Не представляю, чтобы к истине можно было прийти «соборно». А у нас - как? Вот Бухарин ругал Есенина - значит, напрасно мы его реабилитировали, поскольку он враг России и русского народа. Маяковский не любил Булгакова значит, он еще хуже Сталина и тоже враг народа. Да не могли Бухарин любить Есенина, а Маяковский - Булгакова, это же понятно и естественно. И что это за установка, что всякий русский должен любить Есенина и Булгакова, а если кто не любит, так тот и не русский? Даже о Пушкине, как ни хочется, нельзя так сказать. Толстой Шекспира не любил, Ахматова - Чехова, - это печально, но это их дело, и ничего тут не скажешь. Великая личность явление неоднозначное, сложное, меняющееся во времени. Сейчас у нас в стране антиленинское поветрие. За семьдесят с лишним последних лет нашей народной жизни накопилось столько зла, которое в нашем сознании, справедливо ли, несправедливо ли, связано с этим именем, что разобраться в этом очень не просто. Для нас сегодня что Сталин, что Ленин, что Маркс - во всех них мы видим виновников нашей русской беды. Вряд ли это может быть правдой. Мы и в слове «социализм» не слышим сейчас ничего хорошего, а между тем идеи социализма, идеи социальной справедливости будут жить на земле, пока живо человечество…
Долгие годы, да что годы - века, мы, русские, утешали себя да, кажется, и сейчас пытаемся утешить себя мыслью о какой - то особенной русской духовности, об особенной нашей, в отличие от всех других народов и стран, близости к Богу. Пусть у нас кровавая и нелепая история, пусть другие страны и народы богаче нас, материально благополучнее и благоустроеннее, зато мы превосходим их какой - то «особенной» статью, некоей мистической «всемирной отзывчивостью», богопослушностью и богоизбранностью. Мы даже гордились своей темнотой и бедностью, по крайней мере, видели в них какое - то знамение: «убогий» значит «у Бога», - вот мы какие: мы у Бога , мы ближе всех к Богу.

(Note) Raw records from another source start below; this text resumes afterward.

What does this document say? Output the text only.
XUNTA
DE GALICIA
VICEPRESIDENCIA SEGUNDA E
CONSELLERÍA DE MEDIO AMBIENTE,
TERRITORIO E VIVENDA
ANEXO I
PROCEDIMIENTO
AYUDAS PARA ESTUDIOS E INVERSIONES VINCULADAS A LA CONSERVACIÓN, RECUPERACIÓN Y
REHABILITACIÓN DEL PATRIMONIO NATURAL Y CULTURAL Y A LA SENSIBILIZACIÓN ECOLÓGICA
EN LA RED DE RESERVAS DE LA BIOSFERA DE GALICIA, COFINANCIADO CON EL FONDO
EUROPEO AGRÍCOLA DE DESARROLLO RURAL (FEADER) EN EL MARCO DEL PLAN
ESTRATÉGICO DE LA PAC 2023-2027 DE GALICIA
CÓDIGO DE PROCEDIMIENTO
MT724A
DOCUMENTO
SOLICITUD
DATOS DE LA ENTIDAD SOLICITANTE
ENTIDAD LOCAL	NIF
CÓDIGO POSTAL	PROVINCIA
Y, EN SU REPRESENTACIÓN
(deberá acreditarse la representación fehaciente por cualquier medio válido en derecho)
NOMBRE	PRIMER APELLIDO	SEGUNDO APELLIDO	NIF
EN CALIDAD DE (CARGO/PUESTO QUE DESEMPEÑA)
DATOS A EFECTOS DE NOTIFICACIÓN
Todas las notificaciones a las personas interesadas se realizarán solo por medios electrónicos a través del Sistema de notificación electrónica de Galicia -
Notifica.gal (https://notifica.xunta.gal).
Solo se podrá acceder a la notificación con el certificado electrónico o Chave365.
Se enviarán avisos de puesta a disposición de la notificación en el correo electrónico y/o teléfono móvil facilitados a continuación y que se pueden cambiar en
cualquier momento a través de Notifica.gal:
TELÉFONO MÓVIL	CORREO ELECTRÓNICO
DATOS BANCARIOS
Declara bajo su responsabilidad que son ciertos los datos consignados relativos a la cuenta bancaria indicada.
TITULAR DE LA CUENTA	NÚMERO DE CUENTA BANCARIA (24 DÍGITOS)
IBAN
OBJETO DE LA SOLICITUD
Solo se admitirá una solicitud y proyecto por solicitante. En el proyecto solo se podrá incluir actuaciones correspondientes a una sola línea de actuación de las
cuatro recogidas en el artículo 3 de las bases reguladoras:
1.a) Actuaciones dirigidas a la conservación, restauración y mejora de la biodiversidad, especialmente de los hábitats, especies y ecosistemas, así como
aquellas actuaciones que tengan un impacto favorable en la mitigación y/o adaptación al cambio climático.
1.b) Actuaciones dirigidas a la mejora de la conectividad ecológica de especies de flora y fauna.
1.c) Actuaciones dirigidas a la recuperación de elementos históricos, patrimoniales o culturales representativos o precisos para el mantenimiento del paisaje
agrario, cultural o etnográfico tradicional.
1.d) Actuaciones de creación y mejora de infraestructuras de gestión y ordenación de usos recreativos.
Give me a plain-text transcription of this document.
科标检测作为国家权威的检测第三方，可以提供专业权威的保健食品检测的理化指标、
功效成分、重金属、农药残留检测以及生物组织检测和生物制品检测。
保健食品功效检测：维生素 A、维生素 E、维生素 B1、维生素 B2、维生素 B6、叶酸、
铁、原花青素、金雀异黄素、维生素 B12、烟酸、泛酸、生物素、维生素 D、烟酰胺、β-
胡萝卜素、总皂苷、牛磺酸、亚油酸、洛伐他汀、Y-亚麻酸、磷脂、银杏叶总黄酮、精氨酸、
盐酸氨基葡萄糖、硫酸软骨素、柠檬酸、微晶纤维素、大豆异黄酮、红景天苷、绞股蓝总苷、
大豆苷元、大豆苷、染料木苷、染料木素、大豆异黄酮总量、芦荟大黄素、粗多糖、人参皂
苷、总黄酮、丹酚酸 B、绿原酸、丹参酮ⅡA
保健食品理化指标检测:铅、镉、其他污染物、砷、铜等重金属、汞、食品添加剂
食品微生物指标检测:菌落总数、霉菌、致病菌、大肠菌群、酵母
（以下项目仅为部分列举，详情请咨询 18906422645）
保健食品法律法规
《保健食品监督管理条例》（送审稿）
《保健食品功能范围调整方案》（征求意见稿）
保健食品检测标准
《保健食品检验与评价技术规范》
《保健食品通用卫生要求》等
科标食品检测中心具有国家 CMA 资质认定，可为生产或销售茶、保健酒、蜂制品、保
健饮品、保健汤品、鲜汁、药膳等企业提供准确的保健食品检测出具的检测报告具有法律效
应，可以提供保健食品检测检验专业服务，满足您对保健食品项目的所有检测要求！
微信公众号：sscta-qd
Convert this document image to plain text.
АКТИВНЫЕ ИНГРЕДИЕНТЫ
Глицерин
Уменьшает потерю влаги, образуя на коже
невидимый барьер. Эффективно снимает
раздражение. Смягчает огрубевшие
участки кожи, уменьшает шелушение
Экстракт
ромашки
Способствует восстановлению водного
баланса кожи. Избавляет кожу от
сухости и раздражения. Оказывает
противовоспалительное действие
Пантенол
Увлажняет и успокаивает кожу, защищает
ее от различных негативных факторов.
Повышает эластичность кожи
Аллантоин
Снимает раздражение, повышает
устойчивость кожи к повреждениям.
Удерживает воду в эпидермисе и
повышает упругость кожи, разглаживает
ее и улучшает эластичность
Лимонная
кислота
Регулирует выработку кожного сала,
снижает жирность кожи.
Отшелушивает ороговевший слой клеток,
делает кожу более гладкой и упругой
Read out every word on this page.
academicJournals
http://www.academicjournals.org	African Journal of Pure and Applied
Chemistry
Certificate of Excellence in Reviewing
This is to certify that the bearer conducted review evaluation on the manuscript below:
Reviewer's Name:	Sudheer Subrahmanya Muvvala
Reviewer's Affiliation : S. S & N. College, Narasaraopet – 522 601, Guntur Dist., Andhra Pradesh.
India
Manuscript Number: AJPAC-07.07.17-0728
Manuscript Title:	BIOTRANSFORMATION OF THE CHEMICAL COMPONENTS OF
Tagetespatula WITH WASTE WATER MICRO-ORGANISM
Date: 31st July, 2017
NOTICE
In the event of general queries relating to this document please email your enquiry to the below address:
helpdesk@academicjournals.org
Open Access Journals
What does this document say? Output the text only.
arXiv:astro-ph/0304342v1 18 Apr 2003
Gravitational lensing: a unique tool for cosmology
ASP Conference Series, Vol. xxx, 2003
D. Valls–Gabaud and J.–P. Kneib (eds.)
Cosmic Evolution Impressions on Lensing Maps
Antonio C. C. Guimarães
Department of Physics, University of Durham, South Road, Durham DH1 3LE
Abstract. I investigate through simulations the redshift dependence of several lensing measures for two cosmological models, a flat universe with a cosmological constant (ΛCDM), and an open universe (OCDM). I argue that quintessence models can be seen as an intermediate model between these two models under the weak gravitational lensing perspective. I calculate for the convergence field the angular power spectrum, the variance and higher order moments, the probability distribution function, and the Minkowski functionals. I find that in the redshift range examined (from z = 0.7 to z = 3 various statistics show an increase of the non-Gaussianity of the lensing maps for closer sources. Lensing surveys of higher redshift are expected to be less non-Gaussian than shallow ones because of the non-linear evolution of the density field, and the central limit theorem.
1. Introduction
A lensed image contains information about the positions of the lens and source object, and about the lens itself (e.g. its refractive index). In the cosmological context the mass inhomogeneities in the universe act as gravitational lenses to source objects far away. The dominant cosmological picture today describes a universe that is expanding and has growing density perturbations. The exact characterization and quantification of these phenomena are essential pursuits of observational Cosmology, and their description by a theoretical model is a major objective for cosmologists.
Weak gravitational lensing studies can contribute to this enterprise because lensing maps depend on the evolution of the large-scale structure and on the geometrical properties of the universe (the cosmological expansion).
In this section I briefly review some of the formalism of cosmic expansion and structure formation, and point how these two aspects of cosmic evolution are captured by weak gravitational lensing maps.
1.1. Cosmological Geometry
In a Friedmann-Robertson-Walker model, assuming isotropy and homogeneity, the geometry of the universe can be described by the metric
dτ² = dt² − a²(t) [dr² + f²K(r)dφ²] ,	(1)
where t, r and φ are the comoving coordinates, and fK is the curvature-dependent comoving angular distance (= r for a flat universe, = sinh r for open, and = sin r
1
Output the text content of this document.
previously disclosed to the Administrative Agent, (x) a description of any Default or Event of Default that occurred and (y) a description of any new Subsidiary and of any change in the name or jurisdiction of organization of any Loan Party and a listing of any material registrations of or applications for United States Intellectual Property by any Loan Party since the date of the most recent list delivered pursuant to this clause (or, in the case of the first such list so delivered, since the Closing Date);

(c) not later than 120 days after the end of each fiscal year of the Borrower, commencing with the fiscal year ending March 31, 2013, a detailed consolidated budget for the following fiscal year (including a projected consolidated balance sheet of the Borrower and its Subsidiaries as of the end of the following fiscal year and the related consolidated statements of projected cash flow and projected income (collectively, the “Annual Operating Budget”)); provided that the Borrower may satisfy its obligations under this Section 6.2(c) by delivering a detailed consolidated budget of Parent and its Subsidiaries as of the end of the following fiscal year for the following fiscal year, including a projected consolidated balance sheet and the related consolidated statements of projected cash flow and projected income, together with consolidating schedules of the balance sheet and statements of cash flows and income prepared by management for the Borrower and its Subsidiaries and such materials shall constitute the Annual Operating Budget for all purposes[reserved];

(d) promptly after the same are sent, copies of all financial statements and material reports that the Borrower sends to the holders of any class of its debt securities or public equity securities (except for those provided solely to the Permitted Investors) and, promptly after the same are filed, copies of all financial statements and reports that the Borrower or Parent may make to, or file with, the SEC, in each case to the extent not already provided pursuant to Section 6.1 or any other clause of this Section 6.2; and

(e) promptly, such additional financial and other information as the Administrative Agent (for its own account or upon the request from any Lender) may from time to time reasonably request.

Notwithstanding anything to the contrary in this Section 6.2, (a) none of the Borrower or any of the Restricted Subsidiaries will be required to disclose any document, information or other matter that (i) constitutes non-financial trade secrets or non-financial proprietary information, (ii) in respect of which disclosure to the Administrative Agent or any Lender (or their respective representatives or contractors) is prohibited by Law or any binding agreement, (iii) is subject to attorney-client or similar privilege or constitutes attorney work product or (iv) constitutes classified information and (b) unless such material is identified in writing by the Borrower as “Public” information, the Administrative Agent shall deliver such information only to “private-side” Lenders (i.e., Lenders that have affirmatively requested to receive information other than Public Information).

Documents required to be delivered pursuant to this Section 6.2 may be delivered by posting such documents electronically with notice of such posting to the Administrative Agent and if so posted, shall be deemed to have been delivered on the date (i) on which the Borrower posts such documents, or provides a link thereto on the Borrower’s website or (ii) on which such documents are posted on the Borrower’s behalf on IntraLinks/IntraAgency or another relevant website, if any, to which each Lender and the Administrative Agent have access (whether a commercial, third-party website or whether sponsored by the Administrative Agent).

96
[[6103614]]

И за революцией нашей, великой и русской, стоят благословляющие и вдохновляющие фигуры прекраснейших и благороднейших русских людей - от Радищева и декабристов до лейтенанта Шмидта. Она была, ее не перечеркнешь, не забудешь. Мы приняли ее наследство, страшное, темное, безобразное, но нам не избавиться от него. Это не только недостойно, безответственно, безнравственно, но в конце концов, и безграмотно, противоестественно, просто невозможно. Наш долг, наша задача пока еще не поздно, покаяться во всех ужасных, непростимых грехах революции, государства, своих собственных (а их у каждого немало) , исправлять ошибки революции , искупать ее преступления, не словами, а поступками, делами, трудом искупать, преобразовывать ее (это прекрасное, любимое слово «преображение») согласно с тем велением, с той волей, с тем зовом, которые верующий человек определил бы как Божьи для того чтобы вместе с ней, искупленной и преображенной, обновленными и просветленными вернуться в божественное лоно мирового человечества. И молиться. И верить. И любить.